The Obama administration’s reported proposal of a 56 mpg fuel-economy mandate by 2025 sets up an inherent conflict of interest for a government that has given away hundreds of millions of federal dollars to companies manufacturing batteries for electric cars.
“Carmakers say the proposal would effectively require most new vehicles sold in the U.S. to be battery-powered by 2025 and raise prices by thousands of dollars,” reported the Wall Street Journal Monday. “Makers of electric vehicle technology say declining costs for lithium batteries will allow the auto industry to make big gains in fuel efficiency.”
Those manufacturers are dependent on huge federal infusions of cash — as well as the federal purchase of electric vehicles in order to stay in business. The Obama administration, in other words, is mandating an artificial mpg standard to guarantee a market for its investment.
“Regarding the feds and the auto industry, conflicts of interest that used to be the exception are now the rule,” says Sam Kazman of the Competitive Enterprise Institute, a longtime critic of federal fuel mandates.
Since the 2009 stimulus bill passed, Washington has “invested” over $100 billion in giant corporations to realize Obama’s dream of transforming America into a green economy. Billions have been targeted at lithium-ion auto battery suppliers including $250 million to A123 Systems, $160 million to Dow, and $150 million to LGChem — in addition to $600 million for GM, Chrysler, and Ford combined.
Currently, no single vehicle achieves the 56 mpg standard. Indeed, the average auto is nowhere near the mandated fleet average mpg standard of 35.5 mpg mandated by Obama in four short years. But industry insiders acknowledge that number is fictional and will be heavily subsidized by credits to companies that build electric vehicles — whether the public buys them or not.

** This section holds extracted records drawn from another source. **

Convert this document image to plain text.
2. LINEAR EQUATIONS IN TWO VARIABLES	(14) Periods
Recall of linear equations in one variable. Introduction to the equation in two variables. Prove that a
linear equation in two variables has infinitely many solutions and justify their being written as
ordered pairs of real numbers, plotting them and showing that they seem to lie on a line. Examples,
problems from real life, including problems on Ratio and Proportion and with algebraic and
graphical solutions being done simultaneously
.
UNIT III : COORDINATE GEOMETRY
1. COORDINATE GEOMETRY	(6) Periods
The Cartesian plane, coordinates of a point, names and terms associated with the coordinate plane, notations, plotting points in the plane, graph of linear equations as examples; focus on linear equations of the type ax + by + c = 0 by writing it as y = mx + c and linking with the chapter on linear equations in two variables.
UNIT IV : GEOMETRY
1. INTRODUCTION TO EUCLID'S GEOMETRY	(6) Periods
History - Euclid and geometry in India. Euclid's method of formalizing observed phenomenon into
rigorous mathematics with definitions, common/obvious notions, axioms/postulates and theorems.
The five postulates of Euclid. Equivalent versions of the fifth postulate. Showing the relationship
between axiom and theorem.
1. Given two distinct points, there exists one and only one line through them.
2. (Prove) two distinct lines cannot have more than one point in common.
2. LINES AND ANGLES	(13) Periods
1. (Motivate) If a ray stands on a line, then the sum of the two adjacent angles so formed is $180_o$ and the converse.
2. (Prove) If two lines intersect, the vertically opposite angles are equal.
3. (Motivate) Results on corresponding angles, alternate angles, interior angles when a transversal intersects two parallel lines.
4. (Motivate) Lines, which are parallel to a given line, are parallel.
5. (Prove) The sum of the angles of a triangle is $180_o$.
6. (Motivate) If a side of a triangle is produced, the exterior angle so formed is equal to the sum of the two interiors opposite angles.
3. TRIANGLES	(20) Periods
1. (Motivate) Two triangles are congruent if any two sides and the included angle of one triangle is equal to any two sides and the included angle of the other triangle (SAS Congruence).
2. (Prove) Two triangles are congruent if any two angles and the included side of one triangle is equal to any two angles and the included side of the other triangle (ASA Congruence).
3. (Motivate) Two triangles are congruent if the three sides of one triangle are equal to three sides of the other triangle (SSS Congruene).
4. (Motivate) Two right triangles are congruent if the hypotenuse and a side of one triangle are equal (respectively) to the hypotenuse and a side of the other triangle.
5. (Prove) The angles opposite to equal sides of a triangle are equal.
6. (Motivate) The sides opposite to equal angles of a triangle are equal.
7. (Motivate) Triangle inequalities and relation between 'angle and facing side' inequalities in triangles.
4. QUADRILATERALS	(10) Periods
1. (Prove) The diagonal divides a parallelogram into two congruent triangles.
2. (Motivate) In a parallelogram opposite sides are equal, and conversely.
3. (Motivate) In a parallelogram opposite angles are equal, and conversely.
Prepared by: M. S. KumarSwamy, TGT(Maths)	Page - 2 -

The industry is protesting the rule, saying it would inflate vehicle prices by $6,000 or more. But automakers are also resigned to the new green authoritarianism and have vigorously sought taxpayer subsidies to build the cars the government wants — as well as insuring that government will buy the vehicles when they roll off the assembly line. To date, hybrid-electrics are a small niche of the market occupied mostly by wealthy, image-conscious buyers.
Already this year, Obama helped the automakers towards meeting federal standards by promising that the feds will only fill their 600,000 vehicle fleet with hybrid-electrics.